24
Enzo
I haven’t heard from her. Did I really expect to? I said goodbye and walked away, never looking back. I guess something deep inside me hoped she felt…something. Something similar to what I’m feeling. She admitted she has feelings for me. Maybe whatever she felt wasn’t enough. Wasn’t strong enough to break her heart’s grasp on the ghost of him.

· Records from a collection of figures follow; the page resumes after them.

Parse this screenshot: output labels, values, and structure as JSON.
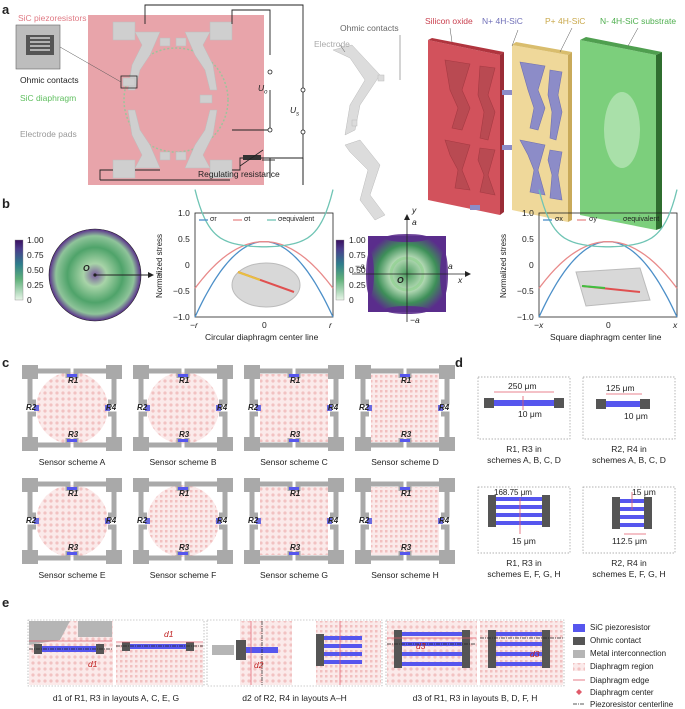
{
  "panel_a": {
    "letter": "a",
    "labels": {
      "sic_piezoresistors": "SiC piezoresistors",
      "ohmic_contacts": "Ohmic contacts",
      "sic_diaphragm": "SiC diaphragm",
      "electrode_pads": "Electrode pads",
      "regulating_resistance": "Regulating resistance",
      "uo": "U",
      "uo_sub": "o",
      "us": "U",
      "us_sub": "s"
    },
    "layers": {
      "ohmic_contacts": "Ohmic contacts",
      "electrode": "Electrode",
      "silicon_oxide": "Silicon oxide",
      "n_plus": "N+ 4H-SiC",
      "p_plus": "P+ 4H-SiC",
      "n_minus": "N- 4H-SiC substrate"
    },
    "colors": {
      "pink": "#e8a4aa",
      "oxide": "#c9414f",
      "nplus": "#8c8cc8",
      "pplus": "#d9c07a",
      "nminus": "#5fbf5f"
    }
  },
  "panel_b": {
    "letter": "b",
    "colorbar_ticks": [
      "1.00",
      "0.75",
      "0.50",
      "0.25",
      "0"
    ],
    "circ_o": "O",
    "circ_r": "r",
    "chart1": {
      "ylabel": "Normalized stress",
      "xlabel": "Circular diaphragm center line",
      "yticks": [
        "1.0",
        "0.5",
        "0",
        "−0.5",
        "−1.0"
      ],
      "xticks": [
        "−r",
        "0",
        "r"
      ],
      "legend": [
        "σr",
        "σt",
        "σequivalent"
      ]
    },
    "square": {
      "y": "y",
      "a_top": "a",
      "a_right": "a",
      "neg_a_left": "−a",
      "neg_a_bottom": "−a",
      "x": "x",
      "o": "O"
    },
    "chart2": {
      "ylabel": "Normalized stress",
      "xlabel": "Square diaphragm center line",
      "yticks": [
        "1.0",
        "0.5",
        "0",
        "−0.5",
        "−1.0"
      ],
      "xticks": [
        "−x",
        "0",
        "x"
      ],
      "legend": [
        "σx",
        "σy",
        "σequivalent"
      ]
    }
  },
  "panel_c": {
    "letter": "c",
    "schemes": [
      "Sensor scheme A",
      "Sensor scheme B",
      "Sensor scheme C",
      "Sensor scheme D",
      "Sensor scheme E",
      "Sensor scheme F",
      "Sensor scheme G",
      "Sensor scheme H"
    ],
    "r1": "R1",
    "r2": "R2",
    "r3": "R3",
    "r4": "R4"
  },
  "panel_d": {
    "letter": "d",
    "boxes": [
      {
        "dim1": "250 μm",
        "dim2": "10 μm",
        "cap1": "R1, R3 in",
        "cap2": "schemes A, B, C, D"
      },
      {
        "dim1": "125 μm",
        "dim2": "10 μm",
        "cap1": "R2, R4 in",
        "cap2": "schemes A, B, C, D"
      },
      {
        "dim1": "168.75 μm",
        "dim2": "15 μm",
        "cap1": "R1, R3 in",
        "cap2": "schemes E, F, G, H"
      },
      {
        "dim1": "15 μm",
        "dim2": "112.5 μm",
        "cap1": "R2, R4 in",
        "cap2": "schemes E, F, G, H"
      }
    ]
  },
  "panel_e": {
    "letter": "e",
    "captions": [
      "d1 of R1, R3 in layouts A, C, E, G",
      "d2 of R2, R4 in layouts A–H",
      "d3 of R1, R3 in layouts B, D, F, H"
    ],
    "d1": "d1",
    "d2": "d2",
    "d3": "d3",
    "legend": [
      "SiC piezoresistor",
      "Ohmic contact",
      "Metal interconnection",
      "Diaphragm region",
      "Diaphragm edge",
      "Diaphragm center",
      "Piezoresistor centerline"
    ],
    "legend_colors": {
      "piezo": "#5656ee",
      "ohmic": "#555555",
      "metal": "#b5b5b5",
      "region": "#f7d5d5",
      "edge": "#e05a6a",
      "center": "#e05a6a"
    }
  }
}
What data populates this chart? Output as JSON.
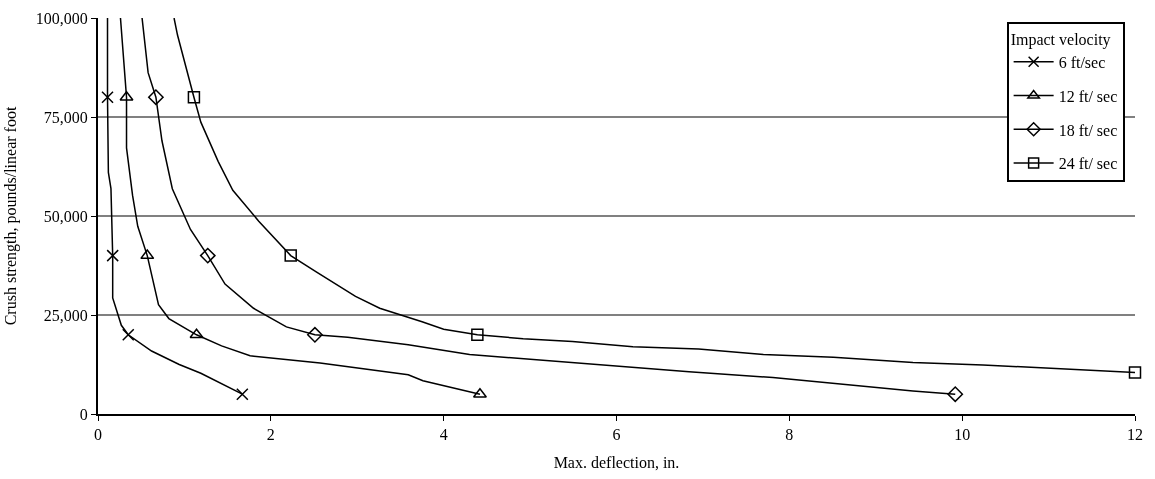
{
  "chart_data": {
    "type": "line",
    "xlabel": "Max. deflection, in.",
    "ylabel": "Crush strength, pounds/linear foot",
    "legend_title": "Impact velocity",
    "xlim": [
      0,
      12
    ],
    "xticks": [
      0,
      2,
      4,
      6,
      8,
      10,
      12
    ],
    "ylim": [
      0,
      100000
    ],
    "yticks": [
      {
        "value": 0,
        "label": "0"
      },
      {
        "value": 25000,
        "label": "25,000"
      },
      {
        "value": 50000,
        "label": "50,000"
      },
      {
        "value": 75000,
        "label": "75,000"
      },
      {
        "value": 100000,
        "label": "100,000"
      }
    ],
    "grid": "y",
    "legend": "top right",
    "line_style": "solid",
    "series": [
      {
        "name": "6 ft/sec",
        "color": "#000000",
        "x": [
          0.11,
          0.11,
          0.12,
          0.15,
          0.17,
          0.17,
          0.27,
          0.35,
          0.62,
          0.94,
          1.19,
          1.67
        ],
        "values": [
          100000,
          80000,
          61000,
          56900,
          40000,
          29300,
          22400,
          20000,
          15900,
          12500,
          10300,
          5000
        ]
      },
      {
        "name": "12 ft/ sec",
        "color": "#000000",
        "x": [
          0.26,
          0.33,
          0.33,
          0.4,
          0.46,
          0.57,
          0.7,
          0.82,
          1.14,
          1.43,
          1.76,
          2.57,
          3.59,
          3.76,
          4.42
        ],
        "values": [
          100000,
          80000,
          67200,
          55200,
          47400,
          40000,
          27600,
          24100,
          20000,
          17200,
          14700,
          12900,
          9900,
          8400,
          5000
        ]
      },
      {
        "name": "18 ft/ sec",
        "color": "#000000",
        "x": [
          0.51,
          0.58,
          0.67,
          0.74,
          0.86,
          1.07,
          1.27,
          1.47,
          1.8,
          2.18,
          2.51,
          2.89,
          3.59,
          4.3,
          6.84,
          7.81,
          9.43,
          9.92
        ],
        "values": [
          100000,
          86200,
          80000,
          69000,
          56900,
          46600,
          40000,
          32800,
          26700,
          22000,
          20000,
          19400,
          17500,
          15000,
          10700,
          9200,
          5800,
          5000
        ]
      },
      {
        "name": "24 ft/ sec",
        "color": "#000000",
        "x": [
          0.88,
          0.92,
          1.11,
          1.19,
          1.39,
          1.56,
          1.86,
          2.23,
          2.53,
          2.98,
          3.26,
          3.75,
          4.0,
          4.39,
          4.92,
          5.49,
          6.19,
          6.95,
          7.7,
          8.51,
          9.43,
          10.24,
          12.0
        ],
        "values": [
          100000,
          95700,
          80000,
          73700,
          63800,
          56500,
          48700,
          40000,
          35800,
          29700,
          26700,
          23300,
          21400,
          20000,
          19000,
          18300,
          17000,
          16400,
          15000,
          14300,
          13000,
          12400,
          10500
        ]
      },
      {
        "type": "scatter",
        "marker": "cross",
        "color": "#000000",
        "x": [
          0.11,
          0.17,
          0.35,
          1.67
        ],
        "values": [
          80000,
          40000,
          20000,
          5000
        ]
      },
      {
        "type": "scatter",
        "marker": "triangle",
        "color": "#000000",
        "x": [
          0.33,
          0.57,
          1.14,
          4.42
        ],
        "values": [
          80000,
          40000,
          20000,
          5000
        ]
      },
      {
        "type": "scatter",
        "marker": "diamond",
        "color": "#000000",
        "x": [
          0.67,
          1.27,
          2.51,
          9.92
        ],
        "values": [
          80000,
          40000,
          20000,
          5000
        ]
      },
      {
        "type": "scatter",
        "marker": "square",
        "color": "#000000",
        "x": [
          1.11,
          2.23,
          4.39,
          12.0
        ],
        "values": [
          80000,
          40000,
          20000,
          10500
        ]
      }
    ]
  }
}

I don’t know that I agree with the saying that it’s better to have loved and lost than never to have loved at all. Because this shit? This fucking hurts. The last few days, she’s all I can think about. What’s she doing? Is she okay? Is she crying? Is she hurting?
Or am I already someone in her past?
This is fucking brutal.
Wallowing in my mess, my phone rings, it’s Nicco.
“Hey, man.” My voice mirrors my torment. I don’t even try to fake that I’m fine. I’m not.
“Hey. Just wanted to check in on you. You doing okay? That was some crazy shit.” His somber tone matches mine.
“Yeah, it was. It’s hard to even believe it’s possible. Nah, I’m not doing okay. I’m sure Destiny told you I walked away.” My rib cage closes in, clamping itself around my heart.
“She did. You sure, man? You two have something.”
“What the fuck can I do? I can’t be a daily reminder to her of her dead boyfriend and the fact that I’m here and he’s not. I can’t put her through that kind of pain. She’s in love with a ghost she can’t let go of. Where does that leave me?”
He blows a huff of air. “I know. I get it.” The consolation in his voice doesn’t soothe me. He sighs. “I have to tell you that her dad had an accident, fell or something, and she drove up there. We think he’s okay, but we’re not sure. She went straight to the hospital and we haven’t heard from her yet.”
“Oh, shit.” My heart sinks with a thud in my chest. She’s been through so much and now this. And I know she has a tumultuous relationship with him. God, I want to be there with her, for her.
“I know, man.”
“Thanks for calling and checking in on me. And for letting me know about her dad. Let’s get together for drinks soon.”
“Yeah, that’d be great.”
We hang up and I immediately text Candi, doubtful she’ll respond.
Me:Just off the phone with Nicco. He told me about your dad. I hope he’s okay. I hope you’re okay. I’m here if you need me.
Delete, delete, delete.She doesn’t need me.She’s made that abundantly clear.
I’m here if you need anything.
A glimmer of hope sweeps through my chest when I see the three dots, telling me she’s replying back.
Candi:Thanks for reaching out. I appreciate it.
That glimmer disintegrates at the sight of her impassive response. Can’t really expect anything more. At least she didn’t tell me to fuck off. Given that Destiny is her best friend and Nicco and I are friends, we’re bound to run into each other at some point. Eventually, we’ll figure out how to be near each other and be okay. Maybe even still be friends.
Friends.
The word spreads sorrow through my core, settling uneasily into my bones, sludging like quicksand through my veins.